The room was sparsely furnished. Apart from a steel locker the only other objects were a plastic table and a security camera that glowered down from the corner. Charles tugged at his balaclava as he studied the device. If he was surprised that his reflection didn’t show up on the concave lens then he gave no sign of it. He had seen weirder stuff than that while running Mr Anderson's errands.

With a shiver he turned away from the glass eye and got to work on the locker. It took him a moment to realise that it wasn’t even locked. The door swung open and there on the floor was a shoe box. Charles lifted it as carefully as if it were an unexploded bomb and set it on the table. After a moment's hesitation he removed the lid off to reveal what lay within.

For a moment he stopped breathing.

He had known what it would be, of course. He had known as soon as he had been given the job. Mr Anderson was always upfront with him. But it’s one thing to hear about the impossible and quite another to actually experience it.

‘Fuck a doodle doo’ said Charles as his breath returned to him. Inside the box was a cube of plastic. It weighed maybe a kilogram and was perhaps twenty centimetres to a side. It was also a completely new primary colour.
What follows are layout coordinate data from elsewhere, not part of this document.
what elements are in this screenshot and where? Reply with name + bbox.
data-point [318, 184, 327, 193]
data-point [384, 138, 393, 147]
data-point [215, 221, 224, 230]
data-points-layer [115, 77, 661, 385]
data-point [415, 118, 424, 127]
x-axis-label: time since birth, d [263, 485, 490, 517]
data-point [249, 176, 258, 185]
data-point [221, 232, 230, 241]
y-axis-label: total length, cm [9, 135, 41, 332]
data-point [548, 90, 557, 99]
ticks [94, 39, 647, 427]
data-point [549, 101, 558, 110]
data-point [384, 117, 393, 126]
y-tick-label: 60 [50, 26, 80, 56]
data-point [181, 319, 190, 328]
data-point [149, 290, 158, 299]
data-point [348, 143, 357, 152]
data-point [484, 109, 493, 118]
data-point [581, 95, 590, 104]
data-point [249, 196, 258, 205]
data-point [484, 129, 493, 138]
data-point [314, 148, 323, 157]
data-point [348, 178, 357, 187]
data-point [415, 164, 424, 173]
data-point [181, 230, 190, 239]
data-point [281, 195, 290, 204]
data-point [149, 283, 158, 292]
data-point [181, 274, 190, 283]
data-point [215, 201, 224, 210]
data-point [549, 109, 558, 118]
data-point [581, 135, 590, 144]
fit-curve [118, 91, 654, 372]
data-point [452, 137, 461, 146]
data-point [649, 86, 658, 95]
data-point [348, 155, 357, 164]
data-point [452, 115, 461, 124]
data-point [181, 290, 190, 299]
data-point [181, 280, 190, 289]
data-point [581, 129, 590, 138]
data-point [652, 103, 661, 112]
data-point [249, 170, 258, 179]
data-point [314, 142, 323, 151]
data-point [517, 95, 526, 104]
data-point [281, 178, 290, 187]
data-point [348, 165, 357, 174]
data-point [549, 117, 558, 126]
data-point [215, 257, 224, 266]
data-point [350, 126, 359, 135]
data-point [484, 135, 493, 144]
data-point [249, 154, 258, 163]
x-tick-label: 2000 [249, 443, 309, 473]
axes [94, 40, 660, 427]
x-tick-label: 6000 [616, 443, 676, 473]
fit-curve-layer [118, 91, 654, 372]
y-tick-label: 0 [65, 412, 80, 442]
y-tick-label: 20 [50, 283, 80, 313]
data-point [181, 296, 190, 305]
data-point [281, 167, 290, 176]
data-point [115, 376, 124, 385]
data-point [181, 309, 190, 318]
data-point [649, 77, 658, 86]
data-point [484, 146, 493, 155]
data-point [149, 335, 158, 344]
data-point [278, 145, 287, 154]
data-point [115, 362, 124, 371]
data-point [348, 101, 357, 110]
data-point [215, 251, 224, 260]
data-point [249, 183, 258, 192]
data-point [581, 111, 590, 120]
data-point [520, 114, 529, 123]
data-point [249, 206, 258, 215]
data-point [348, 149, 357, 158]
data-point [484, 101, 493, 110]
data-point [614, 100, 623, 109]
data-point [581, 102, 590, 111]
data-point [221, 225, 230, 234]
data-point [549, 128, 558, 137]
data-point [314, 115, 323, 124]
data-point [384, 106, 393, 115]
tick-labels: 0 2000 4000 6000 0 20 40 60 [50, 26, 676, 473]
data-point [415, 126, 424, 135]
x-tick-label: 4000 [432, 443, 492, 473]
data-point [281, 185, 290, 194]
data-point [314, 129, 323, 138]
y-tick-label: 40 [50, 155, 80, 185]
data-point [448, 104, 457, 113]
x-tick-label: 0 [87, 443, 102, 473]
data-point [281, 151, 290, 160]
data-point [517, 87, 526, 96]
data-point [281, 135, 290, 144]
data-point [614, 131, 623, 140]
He hadn't realised quite what that meant until now that he saw it, and now that he saw it he knew that yes, yes it WAS impossible. There couldn't be a new primary colour. There couldn't be.

Except that there was.

Charles reached out one cotton-gloved finger to stroke its surface, and when his finger brushed against the cube it exploded into a whole myriad of new colours. He stared at them, eyes as wide as a toddler’s on Christmas morning, and laughed delightedly.

They were beautiful, these colours. So beautiful. They were a glimpse of a better, brighter, cleaner world. A world with countless dimensions and limitless possibilities. Charles pulled off his balaclava and removed his gloves. Then he just stood there, his face lit with wonder as he caressed the living kaleidoscope he had found.

There was no way he was going to hand this over he decided. No way at all. For once Mr Anderson would have to do without.

It was the thought that killed him.

No sooner had he reached the decision than the clock ticked, the debris pattered to the floor and a chorus of snarls echoed down the corridors. Charles’ reflection popped into the concave lens of the camera above and an alarm began to blare.

He thrust the cube into an inside pocket and started to run. It was a vain effort. He hadn't gone a dozen steps before the gas which poured from the air vents caught up with him. His legs stopped working just as the dogs saw him.

He struggled to get back to his feet but his muscles merely twitched. When the dogs reached him he was flopping around on the rubberised floor like a gutted fish and a second later he found that paralysis was not anaesthesia. He felt every rip of the dogs’ teeth, every sliced nerve and ruptured artery. But even his blood, bright red though it was, couldn’t compare with the colours he carried in his pocket.

Charles thought about the colours, about how they glowed, and even as the dogs tore off his face he was smiling.